Texas may have streamlined its death-penalty appeals process down to almost nothing. But even as court-appointed appeals lawyers miss filing deadlines, the Texas Board of Pardons and Paroles reviews life-and-death matters over the fax machine (actual meetings are too much trouble), one part of the process gets careful attention: condemned prisoners’ last meals.
As if the subject were restaurant row instead of death row, the Texas Department of Criminal Justice’s Web site spells out in macabre detail what inmates ask for — and what they actually get — just before taking their lethal injections.
“Three fried chicken breasts, three jalapeño peppers, five rolls and one soda,” reads the entry for Willis Barnes, executed in September 1998 for a strangling death. “Shrimp and salad” were the unorthodox choices of Pedro Muniz, put to death in May 1998 for the rape and slaying of a college student. “Shrimp not available,” the Web site notes. “Served cheeseburger, French fries and cola.” Pretty close.
“It boils down to what we have available in the kitchen,” explains Public Information Officer Larry Fitzgerald, adding that prison cooks try to fill the inmates’ requests. But “if they order a T-bone steak . . . well, we don’t serve a T-bone steak in the prison system. I don’t think the taxpayers of Texas would sit still for feeding steak to inmates.”
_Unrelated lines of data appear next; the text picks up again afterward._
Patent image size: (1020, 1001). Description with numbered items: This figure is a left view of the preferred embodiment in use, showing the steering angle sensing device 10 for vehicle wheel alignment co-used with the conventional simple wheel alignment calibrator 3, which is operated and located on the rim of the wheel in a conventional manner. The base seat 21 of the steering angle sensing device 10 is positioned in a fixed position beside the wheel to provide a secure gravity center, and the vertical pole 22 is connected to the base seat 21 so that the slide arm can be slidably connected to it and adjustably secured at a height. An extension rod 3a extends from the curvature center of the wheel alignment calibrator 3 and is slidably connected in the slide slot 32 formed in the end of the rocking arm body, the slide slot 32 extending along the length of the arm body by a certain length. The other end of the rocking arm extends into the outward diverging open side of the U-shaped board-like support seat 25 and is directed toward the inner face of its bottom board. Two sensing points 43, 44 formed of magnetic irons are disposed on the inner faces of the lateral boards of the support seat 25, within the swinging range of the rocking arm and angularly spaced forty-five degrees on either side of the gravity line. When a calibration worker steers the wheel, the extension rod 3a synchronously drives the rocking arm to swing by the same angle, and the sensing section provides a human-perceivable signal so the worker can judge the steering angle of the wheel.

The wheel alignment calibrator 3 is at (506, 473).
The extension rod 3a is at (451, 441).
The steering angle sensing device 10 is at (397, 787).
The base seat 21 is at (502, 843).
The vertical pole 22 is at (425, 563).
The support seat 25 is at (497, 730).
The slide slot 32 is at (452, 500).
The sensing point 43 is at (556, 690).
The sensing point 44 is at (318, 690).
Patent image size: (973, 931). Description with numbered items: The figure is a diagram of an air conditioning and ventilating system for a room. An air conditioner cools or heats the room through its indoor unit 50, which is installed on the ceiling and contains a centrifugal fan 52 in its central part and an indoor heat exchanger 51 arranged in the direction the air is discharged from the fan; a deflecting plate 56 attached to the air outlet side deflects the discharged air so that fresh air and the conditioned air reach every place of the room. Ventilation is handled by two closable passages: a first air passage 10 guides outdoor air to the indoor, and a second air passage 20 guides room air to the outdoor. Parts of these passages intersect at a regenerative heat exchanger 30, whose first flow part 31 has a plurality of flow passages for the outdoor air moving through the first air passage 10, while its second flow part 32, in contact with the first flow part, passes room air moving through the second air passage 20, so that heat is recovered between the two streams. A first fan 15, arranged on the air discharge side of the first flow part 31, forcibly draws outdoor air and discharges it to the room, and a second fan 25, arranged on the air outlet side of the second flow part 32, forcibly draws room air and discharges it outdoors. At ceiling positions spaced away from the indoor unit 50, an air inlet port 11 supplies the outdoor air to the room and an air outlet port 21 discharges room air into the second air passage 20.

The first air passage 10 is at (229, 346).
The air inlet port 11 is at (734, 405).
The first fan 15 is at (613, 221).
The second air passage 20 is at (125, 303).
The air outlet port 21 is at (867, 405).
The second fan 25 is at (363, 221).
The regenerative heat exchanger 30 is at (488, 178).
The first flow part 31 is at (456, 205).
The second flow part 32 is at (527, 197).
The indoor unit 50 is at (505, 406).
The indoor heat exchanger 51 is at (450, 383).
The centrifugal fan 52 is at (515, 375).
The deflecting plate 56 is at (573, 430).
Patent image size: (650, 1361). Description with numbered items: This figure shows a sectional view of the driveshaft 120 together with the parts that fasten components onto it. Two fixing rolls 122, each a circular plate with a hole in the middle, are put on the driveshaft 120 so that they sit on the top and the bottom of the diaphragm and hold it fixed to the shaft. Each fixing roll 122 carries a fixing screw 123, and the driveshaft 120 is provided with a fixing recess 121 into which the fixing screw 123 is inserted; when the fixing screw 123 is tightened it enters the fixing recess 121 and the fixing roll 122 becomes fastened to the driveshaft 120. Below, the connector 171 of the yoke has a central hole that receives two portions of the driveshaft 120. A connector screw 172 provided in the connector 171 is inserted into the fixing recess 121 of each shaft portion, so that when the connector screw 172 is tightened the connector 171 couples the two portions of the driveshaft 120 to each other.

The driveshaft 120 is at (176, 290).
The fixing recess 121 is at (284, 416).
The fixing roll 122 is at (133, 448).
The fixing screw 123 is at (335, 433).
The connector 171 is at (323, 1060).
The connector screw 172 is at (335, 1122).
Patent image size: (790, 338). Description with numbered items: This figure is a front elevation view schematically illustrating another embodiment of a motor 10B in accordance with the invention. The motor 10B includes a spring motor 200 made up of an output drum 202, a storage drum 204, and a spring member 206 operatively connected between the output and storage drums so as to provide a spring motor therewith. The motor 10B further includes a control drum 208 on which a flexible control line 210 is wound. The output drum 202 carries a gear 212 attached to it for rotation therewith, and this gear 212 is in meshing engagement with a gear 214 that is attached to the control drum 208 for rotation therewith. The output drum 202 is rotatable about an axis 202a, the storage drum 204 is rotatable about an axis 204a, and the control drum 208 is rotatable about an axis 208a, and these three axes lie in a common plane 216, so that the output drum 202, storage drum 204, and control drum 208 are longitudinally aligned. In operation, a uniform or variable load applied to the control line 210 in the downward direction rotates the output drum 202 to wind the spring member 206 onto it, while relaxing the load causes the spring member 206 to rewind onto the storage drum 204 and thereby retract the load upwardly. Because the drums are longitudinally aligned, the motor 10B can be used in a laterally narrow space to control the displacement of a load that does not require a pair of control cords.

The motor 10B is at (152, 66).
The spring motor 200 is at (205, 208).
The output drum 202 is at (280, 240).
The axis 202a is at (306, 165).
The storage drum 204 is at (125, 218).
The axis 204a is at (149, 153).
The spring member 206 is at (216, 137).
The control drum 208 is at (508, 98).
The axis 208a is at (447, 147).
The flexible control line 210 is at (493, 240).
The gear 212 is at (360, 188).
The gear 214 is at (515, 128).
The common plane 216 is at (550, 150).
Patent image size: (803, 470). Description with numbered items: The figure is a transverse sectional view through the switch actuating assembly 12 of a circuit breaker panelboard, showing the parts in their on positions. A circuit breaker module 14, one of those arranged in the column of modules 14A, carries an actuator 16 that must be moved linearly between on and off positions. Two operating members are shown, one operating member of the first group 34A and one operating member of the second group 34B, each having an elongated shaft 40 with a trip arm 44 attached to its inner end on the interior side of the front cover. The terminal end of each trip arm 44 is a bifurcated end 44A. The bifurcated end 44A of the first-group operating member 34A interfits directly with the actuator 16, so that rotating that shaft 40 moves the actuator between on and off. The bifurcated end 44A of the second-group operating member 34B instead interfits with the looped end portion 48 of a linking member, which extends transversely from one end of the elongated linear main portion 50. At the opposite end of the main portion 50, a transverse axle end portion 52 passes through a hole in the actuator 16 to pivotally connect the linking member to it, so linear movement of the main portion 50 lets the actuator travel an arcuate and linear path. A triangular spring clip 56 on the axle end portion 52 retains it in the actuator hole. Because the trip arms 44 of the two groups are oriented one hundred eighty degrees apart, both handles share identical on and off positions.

Stephen Bright of the Southern Center for Human Rights agrees there’s no way Texas taxpayers would pop for an inmate’s final T-bone. But in the case of murder-for-hire killer Andrew Cantu (baby-back pork ribs, hard-shell tacos, corn tortillas, French fries, salad with ranch dressing, red and green chile sauce, jalapeños and tomatoes boiled with garlic and cumin, root beer and chocolate ice cream), Bright also notes a chilling irony: “They may have fed him” — and how! — “but they didn’t give him a legal review.” Cantu was executed in February 1999, after his court-appointed lawyer missed two deadlines to file a writ that might have forestalled his fate.
Illinois just suspended executions after several inmates scheduled to die recently had their convictions overturned; some were cleared of involvement in the crimes for which they nearly died. “And Illinois,” Bright adds, “is a model state compared to Texas.”
Now, the express line on Texas’ death row opened long before Governor George W. Bush earned the distinction of having signed more death warrants than any living elected official in the United States. (Betty Lou Beets, a great-grandmother with a history of being beaten and sexually abused, was scheduled to die Thursday for the killing of her husband.) But the GOP presidential candidate “is not paying attention to anything,” Bright says. “He’s not taking time out from his campaign to review any cases . . . at the clip they’re going, it would be a full-time job.”
Meanwhile, Fitzgerald, the spokesman for the Texas prison system, is proud of the year-old Web site: “We were getting so many calls from reporters asking literally the same questions over and over and over — last meals? who’s scheduled for execution? — by putting it on the Web site, it quite honestly saved us a lot of time.”